Interestingly, when female Hsd3b6 mice were treated with topical testosterone, their infection severity increased, indicating that the hormone can directly promote infection. The study also found that reducing skin-secreted hormones minimized the sex-based differences in infection severity between male and female mice, further confirming the role of androgens in infection dynamics.
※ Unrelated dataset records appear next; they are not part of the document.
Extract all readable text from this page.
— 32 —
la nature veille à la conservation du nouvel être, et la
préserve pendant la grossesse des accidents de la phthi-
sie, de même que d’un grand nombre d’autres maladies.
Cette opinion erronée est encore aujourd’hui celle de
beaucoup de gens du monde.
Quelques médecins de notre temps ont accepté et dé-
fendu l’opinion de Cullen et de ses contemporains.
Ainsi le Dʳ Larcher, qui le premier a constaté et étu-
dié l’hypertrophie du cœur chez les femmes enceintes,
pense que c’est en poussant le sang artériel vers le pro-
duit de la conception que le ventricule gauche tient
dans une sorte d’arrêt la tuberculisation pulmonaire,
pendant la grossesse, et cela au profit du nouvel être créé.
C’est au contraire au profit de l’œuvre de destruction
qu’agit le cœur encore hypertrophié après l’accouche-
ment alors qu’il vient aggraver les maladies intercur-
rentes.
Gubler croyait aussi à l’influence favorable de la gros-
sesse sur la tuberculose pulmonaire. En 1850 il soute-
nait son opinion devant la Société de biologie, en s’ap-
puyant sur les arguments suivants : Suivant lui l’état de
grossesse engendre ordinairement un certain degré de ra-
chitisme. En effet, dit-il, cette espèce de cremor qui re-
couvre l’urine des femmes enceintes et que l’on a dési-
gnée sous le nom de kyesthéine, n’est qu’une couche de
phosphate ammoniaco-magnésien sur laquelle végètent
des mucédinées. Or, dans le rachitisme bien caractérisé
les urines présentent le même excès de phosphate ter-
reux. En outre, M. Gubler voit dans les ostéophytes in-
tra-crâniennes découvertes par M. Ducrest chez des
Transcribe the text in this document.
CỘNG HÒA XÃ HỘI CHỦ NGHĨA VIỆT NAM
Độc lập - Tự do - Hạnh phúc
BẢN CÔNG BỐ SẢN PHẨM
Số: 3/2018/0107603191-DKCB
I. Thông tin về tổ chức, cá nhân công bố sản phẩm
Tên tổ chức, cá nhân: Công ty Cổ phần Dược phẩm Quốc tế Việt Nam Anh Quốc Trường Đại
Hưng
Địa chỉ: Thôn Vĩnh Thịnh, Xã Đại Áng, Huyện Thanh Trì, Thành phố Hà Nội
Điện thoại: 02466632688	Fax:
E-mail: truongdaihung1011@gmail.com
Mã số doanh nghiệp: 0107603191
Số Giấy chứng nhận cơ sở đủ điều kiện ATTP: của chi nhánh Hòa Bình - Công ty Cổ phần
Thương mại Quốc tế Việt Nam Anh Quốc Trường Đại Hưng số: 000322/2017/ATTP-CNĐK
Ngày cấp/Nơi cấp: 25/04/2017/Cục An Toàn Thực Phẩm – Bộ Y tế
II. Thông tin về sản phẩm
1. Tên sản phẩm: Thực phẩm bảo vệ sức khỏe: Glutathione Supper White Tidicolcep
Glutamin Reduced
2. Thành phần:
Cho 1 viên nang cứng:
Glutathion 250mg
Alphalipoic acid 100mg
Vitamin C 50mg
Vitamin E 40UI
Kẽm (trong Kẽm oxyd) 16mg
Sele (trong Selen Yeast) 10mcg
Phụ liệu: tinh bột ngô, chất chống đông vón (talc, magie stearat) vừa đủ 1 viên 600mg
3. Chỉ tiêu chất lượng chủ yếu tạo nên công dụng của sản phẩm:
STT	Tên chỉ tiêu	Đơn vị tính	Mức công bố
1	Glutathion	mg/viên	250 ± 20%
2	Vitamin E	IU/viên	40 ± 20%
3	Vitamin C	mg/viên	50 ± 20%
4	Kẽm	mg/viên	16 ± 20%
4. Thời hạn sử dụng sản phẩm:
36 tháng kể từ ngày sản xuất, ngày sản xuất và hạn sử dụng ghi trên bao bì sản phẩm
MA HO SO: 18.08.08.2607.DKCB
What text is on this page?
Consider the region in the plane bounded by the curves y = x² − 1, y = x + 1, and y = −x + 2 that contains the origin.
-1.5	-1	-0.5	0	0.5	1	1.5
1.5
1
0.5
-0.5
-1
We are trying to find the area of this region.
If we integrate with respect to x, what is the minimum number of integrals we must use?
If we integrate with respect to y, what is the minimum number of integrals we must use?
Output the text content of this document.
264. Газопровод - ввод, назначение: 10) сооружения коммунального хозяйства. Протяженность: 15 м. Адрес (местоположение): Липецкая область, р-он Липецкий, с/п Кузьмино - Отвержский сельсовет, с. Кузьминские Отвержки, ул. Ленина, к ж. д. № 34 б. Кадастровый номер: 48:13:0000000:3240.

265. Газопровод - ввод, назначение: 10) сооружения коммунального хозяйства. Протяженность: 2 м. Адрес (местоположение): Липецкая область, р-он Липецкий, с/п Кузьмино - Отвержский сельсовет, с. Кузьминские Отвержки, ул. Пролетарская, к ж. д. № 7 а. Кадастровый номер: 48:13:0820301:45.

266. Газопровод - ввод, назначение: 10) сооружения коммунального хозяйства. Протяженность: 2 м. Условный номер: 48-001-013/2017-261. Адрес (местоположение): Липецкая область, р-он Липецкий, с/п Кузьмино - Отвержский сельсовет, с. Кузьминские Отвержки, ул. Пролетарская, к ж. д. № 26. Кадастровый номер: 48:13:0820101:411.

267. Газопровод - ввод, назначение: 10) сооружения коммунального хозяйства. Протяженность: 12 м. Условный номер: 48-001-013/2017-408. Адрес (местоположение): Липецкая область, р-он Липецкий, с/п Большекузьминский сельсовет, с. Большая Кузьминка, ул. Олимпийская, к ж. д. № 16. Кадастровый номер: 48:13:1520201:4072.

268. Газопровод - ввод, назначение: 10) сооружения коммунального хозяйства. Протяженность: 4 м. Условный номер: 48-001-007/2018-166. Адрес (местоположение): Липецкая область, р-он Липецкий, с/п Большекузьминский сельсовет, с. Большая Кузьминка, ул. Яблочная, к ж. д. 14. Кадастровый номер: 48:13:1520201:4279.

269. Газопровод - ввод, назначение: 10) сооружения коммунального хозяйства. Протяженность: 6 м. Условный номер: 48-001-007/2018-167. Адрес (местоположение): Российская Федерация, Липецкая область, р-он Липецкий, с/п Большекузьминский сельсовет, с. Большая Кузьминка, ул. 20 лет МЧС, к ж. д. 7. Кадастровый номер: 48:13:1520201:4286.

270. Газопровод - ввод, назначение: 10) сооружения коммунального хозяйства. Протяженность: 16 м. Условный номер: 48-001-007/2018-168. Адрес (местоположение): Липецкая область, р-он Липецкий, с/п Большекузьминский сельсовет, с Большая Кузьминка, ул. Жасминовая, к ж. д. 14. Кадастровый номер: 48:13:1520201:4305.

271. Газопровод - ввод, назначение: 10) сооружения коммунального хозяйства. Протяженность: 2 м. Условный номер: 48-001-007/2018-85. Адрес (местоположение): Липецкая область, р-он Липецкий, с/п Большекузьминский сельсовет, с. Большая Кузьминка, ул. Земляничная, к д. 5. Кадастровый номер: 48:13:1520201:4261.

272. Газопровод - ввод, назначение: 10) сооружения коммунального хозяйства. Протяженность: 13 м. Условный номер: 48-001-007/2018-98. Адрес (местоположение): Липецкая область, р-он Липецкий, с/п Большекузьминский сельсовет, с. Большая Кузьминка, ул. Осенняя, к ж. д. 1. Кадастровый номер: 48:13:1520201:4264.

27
Testosterone Activates Quorum Sensing in Staph Bacteria

The researchers then examined the effects of testosterone on the bacterial transcriptome. They treated a methicillin-sensitive strain of S. aureus (HG003) with 10 nM testosterone and found that the hormone specifically upregulated genes in the agr quorum-sensing pathway, including agrB, agrD, agrC, agrA, psmα, psmβ, and RNAIII. These genes are known to regulate toxin production and virulence.

Testosterone also increased the expression of haemolysins hlgB and hlgC, which damage human red blood cells. In contrast, genes repressed by agr activation, such as coa, rot, and spa, were less abundant in testosterone-treated bacteria. Pregnenolone, a hormone with a similar carbon count to testosterone, had no effect on the transcriptome, suggesting that the structure of the hormone is critical to its impact on S. aureus.

Further experiments confirmed that testosterone and DHT activated the agr-P3 promoter in S. aureus strains, similar to the established quorum-sensing ligand AIP-I. However, estrogen and progesterone had no effect on agr activation, reinforcing the specificity of androgen action.

The study also tested the effect of testosterone across various S. aureus strains, including MRSA types II and III. All strains showed increased expression of virulence factors in response to testosterone, suggesting that the hormone’s influence is not limited to a specific strain. This is particularly significant because over 90% of S. aureus strains are classified as agr types I-III, which are all responsive to testosterone.

Given the strong association between S. aureus and atopic dermatitis (AD), the researchers tested strains obtained from diseased skin. Testosterone treatment increased the expression of virulence-related genes in these strains, including psmα, RNAIII, and agrA. The AD04.E17 strain showed a particularly strong response, similar to the effect of AIP-II stimulation, suggesting that testosterone may mimic or activate the bacterial quorum-sensing system.

The findings suggest that skin-secreted androgens play a key role in modulating the virulence of S. aureus infections. This insight could have important implications for the development of new treatments for skin infections, particularly in men who are more susceptible to severe staph infections. By targeting the skin’s hormone levels or the bacterial quorum-sensing pathways, it may be possible to reduce the severity of infections and improve patient outcomes.

Researchers now plan to explore how these findings can be translated into clinical applications, including the potential for hormone-modulating therapies or quorum-sensing inhibitors to combat S. aureus infections. The next step will involve testing these hypotheses in human trials and investigating the long-term effects of hormone regulation on bacterial virulence.